Dona Célia acordava lentamente. O sonho aos poucos se esvaia e a escuridão dos olhos fechados tomava conta. O silêncio entrara, então, novamente pelos seus ouvidos. A casa estava morta. Os únicos barulhos abafados vinham do lado de fora.
Abriu seus olhos lentamente para se acostumar com a iluminação. Dona Célia ajeitou, se sentando na cama. A neta estava deitada ao seu lado dormindo. No rosto, o caminho percorrido pelas lágrimas estava delimitado. Olhando Kat deitada de costas, porém com o rosto virado para ela, lembrou-se da cena da garota aos pés da escada. Afastando a imagem, beijou a testa da neta e se levantou.

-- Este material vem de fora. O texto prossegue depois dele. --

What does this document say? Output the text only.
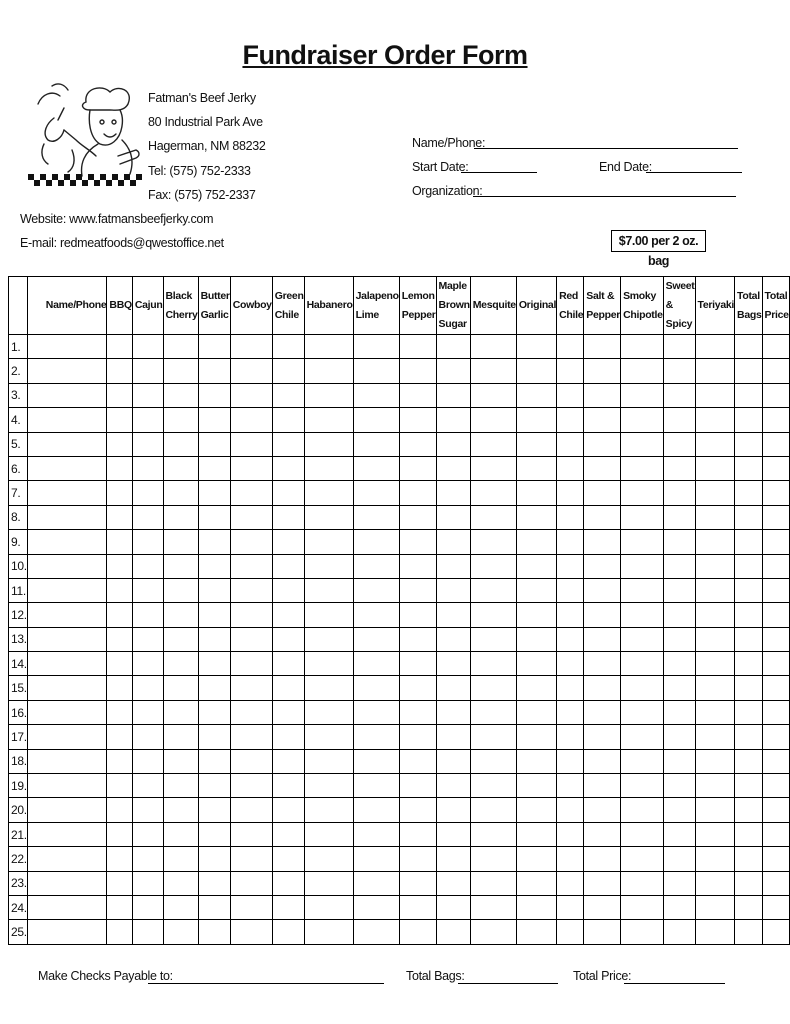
Fundraiser Order Form
Fatman's Beef Jerky
80 Industrial Park Ave
Hagerman, NM 88232
Tel: (575) 752-2333
Fax: (575) 752-2337
Website: www.fatmansbeefjerky.com
E-mail: redmeatfoods@qwestoffice.net
Name/Phone:
Start Date:	End Date:
Organization:
$7.00 per 2 oz. bag
	Name/Phone	BBQ	Cajun	Black Cherry	Butter Garlic	Cowboy	Green Chile	Habanero	Jalapeno Lime	Lemon Pepper	Maple Brown Sugar	Mesquite	Original	Red Chile	Salt & Pepper	Smoky Chipotle	Sweet & Spicy	Teriyaki	Total Bags	Total Price
1.																				
2.																				
3.																				
4.																				
5.																				
6.																				
7.																				
8.																				
9.																				
10.																				
11.																				
12.																				
13.																				
14.																				
15.																				
16.																				
17.																				
18.																				
19.																				
20.																				
21.																				
22.																				
23.																				
24.																				
25.																				
Make Checks Payable to:	Total Bags:	Total Price:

Pôs um pé no corredor e o mesmo fez parecer ainda maior. A passos extremamente lentos foi até a escada. Parou com os olhos fechados se rejeitando a olhar para a sala lá em baixo. Criando coragem, abriu-os e a imagem da garota caída não estava mais lá. Desceu as escadas e viu Sarah sentada no sofá com o rosto tampado.
- Ela sumiu... - Sarah falou ao sentir a presença da mãe.
- É... Felizmente. - Dona Célia sentou-se também no sofá.
- Felizmente seria se não tivesse acontecido nada, se pudéssemos ser pessoas normais.
Dona Célia se aproximou da filha e pôs a mão na cabeça dessa.
- Eu não sei, querida. Talvez fomos escolhidas. - balançava a cabeça e lembrava do passados que voltara à tona tão rapidamente na noite anterior. - Sarah...
- Sim...
- Você se lembra da primeira vez? Quando você era criança. Estava tentando me recordar.
- Mas... Mãe! - Sarah virou para Dona Célia tirando a mão da outra de seus cabelos. - Era tudo coisa da minha mente. Você disse, mãe. Você disse que não tinha nada. Que era uma amiga imaginária que tinha que ir. Mãe eu tinha seis anos, e agora Kat. Eu queria só protegê-la. - Sarah estava confusa e com medo. Uma lágrima escorreu por seu rosto e logo limpou com a manga da blusa. - Será que vai ser tudo igual?
- Espero que não...
- Espero que dessa vez ela tenha ido.
As duas ficaram caladas por um tempo.
- Eu tava lembrando, detalhadamente, como foi aquele dia. Você se lembra? - Sarah perguntou com os olhos fixos na televisão.
- Talvez poucas coisas. Estou velha para lembrar de tudo. - Dona Célia disse receosa.
Sob os olhos de Sarah, a imagem de uma criança e uma mulher formava bem a sua frente, estampando-se na tela da televisão.
" - Mamãe! - a garota gritava.
- O que foi, meu amor? - a mãe correra para ver o que a filha fazia aos pés da escada.
- Ela caiu. - apontou para uma garota no chão, com um faca cravada nas costas.
A mulher levou a mão até a boca.
- Quem é... Essa menina?
- Uma amiga, mamãe.
- Onde você conheceu ela?
- Mamãe não faz diferença. Olha acho que ela se machucou.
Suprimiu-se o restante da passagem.